这篇文章利用双路对比学习实现了在线聚类，对我这个方向有一定帮助，以下是此双路对比学习的对比损失函数

实例对比损失

class InstanceLoss(nn.Module):
    """
    Contrastive loss with distributed data parallel support
    """

    LARGE_NUMBER = 1e4

    def __init__(self, tau=0.5, multiplier=2, distributed=False):
        super().__init__()
        self.tau = tau
        self.multiplier = multiplier
        self.distributed = distributed
    ##这里的输入z是增强concat后的
    def forward(self, z, get_map=False):
        n = z.shape[0]
        assert n % self.multiplier == 0

        z = z / np.sqrt(self.tau)
        ##分布式的相关处理
        if self.distributed:
            z_list = [torch.zeros_like(z) for _ in range(dist.get_world_size())]
            # all_gather fills the list as [<proc0>, <proc1>, ...]
            # TODO: try to rewrite it with pytorch official tools
            z_list = diffdist.functional.all_gather(z_list, z)
            # split it into [<proc0_aug0>, <proc0_aug1>, ..., <proc0_aug(m-1)>, <proc1_aug(m-1)>, ...]
            z_list = [chunk for x in z_list for chunk in x.chunk(self.multiplier)]
            # sort it to [<proc0_aug0>, <proc1_aug0>, ...] that simply means [<batch_aug0>, <batch_aug1>, ...] as expected below
            z_sorted = []
            for m in range(self.multiplier):
                for i in range(dist.get_world_size()):
                    z_sorted.append(z_list[i * self.multiplier + m])
            z = torch.cat(z_sorted, dim=0)
            n = z.shape[0]

        logits = z @ z.t()
            ## 对角线部分mask
        logits[np.arange(n), np.arange(n)] = -self.LARGE_NUMBER

        logprob = F.log_softmax(logits, dim=1)

        # choose all positive objects for an example, for i it would be (i + k * n/m), where k=0...(m-1)
        m = self.multiplier
        labels = (np.repeat(np.arange(n), m) + np.tile(np.arange(m) * n // m, n)) % n
        # remove labels pointet to itself, i.e. (i, i)
        labels = labels.reshape(n, m)[:, 1:].reshape(-1)

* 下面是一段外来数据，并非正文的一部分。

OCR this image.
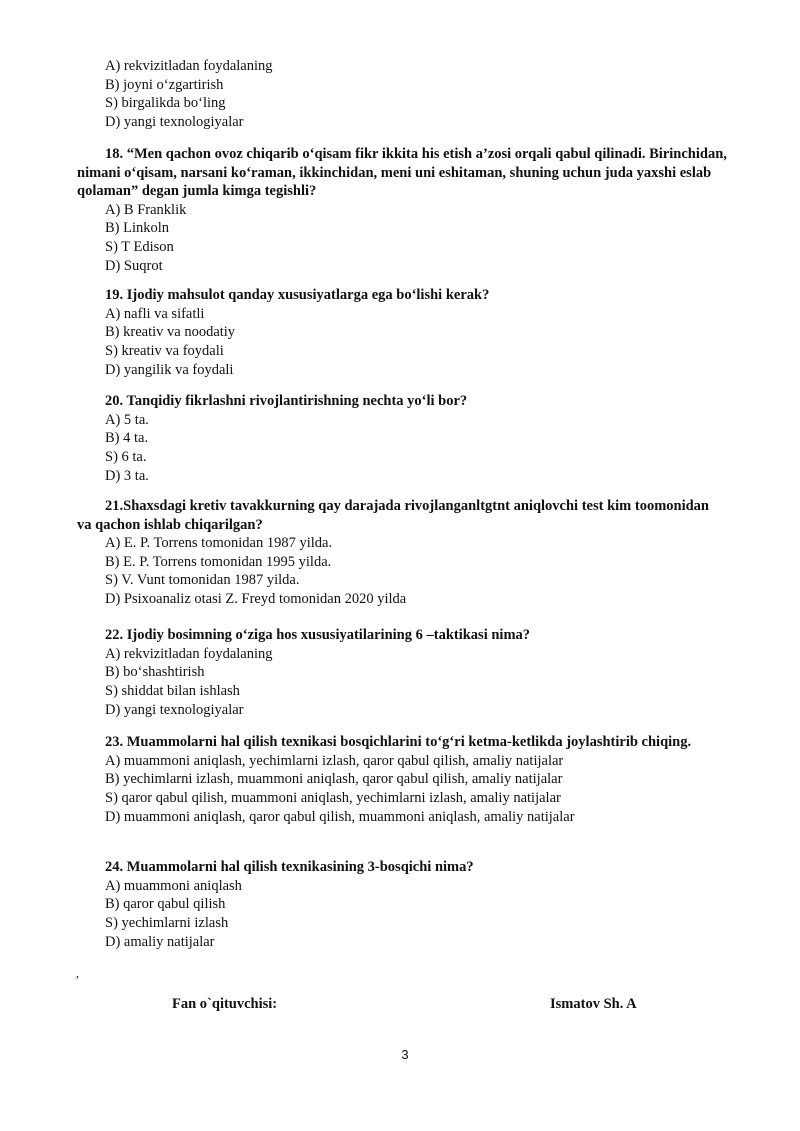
A) rekvizitladan foydalaning
B) joyni o‘zgartirish
S) birgalikda bo‘ling
D) yangi texnologiyalar
18. “Men qachon ovoz chiqarib o‘qisam fikr ikkita his etish a’zosi orqali qabul qilinadi. Birinchidan, nimani o‘qisam, narsani ko‘raman, ikkinchidan, meni uni eshitaman, shuning uchun juda yaxshi eslab qolaman” degan jumla kimga tegishli?
A) B Franklik
B) Linkoln
S) T Edison
D) Suqrot
19. Ijodiy mahsulot qanday xususiyatlarga ega bo‘lishi kerak?
A) nafli va sifatli
B) kreativ va noodatiy
S) kreativ va foydali
D) yangilik va foydali
20. Tanqidiy fikrlashni rivojlantirishning nechta yo‘li bor?
A) 5 ta.
B) 4 ta.
S) 6 ta.
D) 3 ta.
21.Shaxsdagi kretiv tavakkurning qay darajada rivojlanganltgtnt aniqlovchi test kim toomonidan va qachon ishlab chiqarilgan?
A) E. P. Torrens tomonidan 1987 yilda.
B) E. P. Torrens tomonidan 1995 yilda.
S) V. Vunt tomonidan 1987 yilda.
D) Psixoanaliz otasi Z. Freyd tomonidan 2020 yilda
22. Ijodiy bosimning o‘ziga hos xususiyatilarining 6 –taktikasi nima?
A) rekvizitladan foydalaning
B) bo‘shashtirish
S) shiddat bilan ishlash
D) yangi texnologiyalar
23. Muammolarni hal qilish texnikasi bosqichlarini to‘g‘ri ketma-ketlikda joylashtirib chiqing.
A) muammoni aniqlash, yechimlarni izlash, qaror qabul qilish, amaliy natijalar
B) yechimlarni izlash, muammoni aniqlash, qaror qabul qilish, amaliy natijalar
S) qaror qabul qilish, muammoni aniqlash, yechimlarni izlash, amaliy natijalar
D) muammoni aniqlash, qaror qabul qilish, muammoni aniqlash, amaliy natijalar
24. Muammolarni hal qilish texnikasining 3-bosqichi nima?
A) muammoni aniqlash
B) qaror qabul qilish
S) yechimlarni izlash
D) amaliy natijalar
,
Fan o`qituvchisi:	Ismatov Sh. A
3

        loss = -logprob[np.repeat(np.arange(n), m - 1), labels].sum() / n / (m - 1)

        return loss

簇级对比损失

class ClusterLoss(nn.Module):
    """
    Contrastive loss with distributed data parallel support
    """

    LARGE_NUMBER = 1e4

    def __init__(self, tau=1.0, multiplier=2, distributed=False):
        super().__init__()
        self.tau = tau
        self.multiplier = multiplier
        self.distributed = distributed
    ##这里的输入c同上，处理后的
    def forward(self, c, get_map=False):
        n = c.shape[0]
        assert n % self.multiplier == 0

        # c = c / np.sqrt(self.tau)
        ##分布式处理
        if self.distributed:
            c_list = [torch.zeros_like(c) for _ in range(dist.get_world_size())]
            # all_gather fills the list as [<proc0>, <proc1>, ...]
            c_list = diffdist.functional.all_gather(c_list, c)
            # split it into [<proc0_aug0>, <proc0_aug1>, ..., <proc0_aug(m-1)>, <proc1_aug(m-1)>, ...]
            c_list = [chunk for x in c_list for chunk in x.chunk(self.multiplier)]
            # sort it to [<proc0_aug0>, <proc1_aug0>, ...] that simply means [<batch_aug0>, <batch_aug1>, ...] as expected below
            c_sorted = []
            for m in range(self.multiplier):
                for i in range(dist.get_world_size()):
                    c_sorted.append(c_list[i * self.multiplier + m])
            c_aug0 = torch.cat(
                c_sorted[: int(self.multiplier * dist.get_world_size() / 2)], dim=0
            )
            c_aug1 = torch.cat(
                c_sorted[int(self.multiplier * dist.get_world_size() / 2) :], dim=0
            )

            p_i = c_aug0.sum(0).view(-1)
            p_i /= p_i.sum()
            en_i = np.log(p_i.size(0)) + (p_i * torch.log(p_i)).sum()
            p_j = c_aug1.sum(0).view(-1)
            p_j /= p_j.sum()
            en_j = np.log(p_j.size(0)) + (p_j * torch.log(p_j)).sum()
            en_loss = en_i + en_j

            c = torch.cat((c_aug0.t(), c_aug1.t()), dim=0)
            n = c.shape[0]

        c = F.normalize(c, p=2, dim=1) / np.sqrt(self.tau)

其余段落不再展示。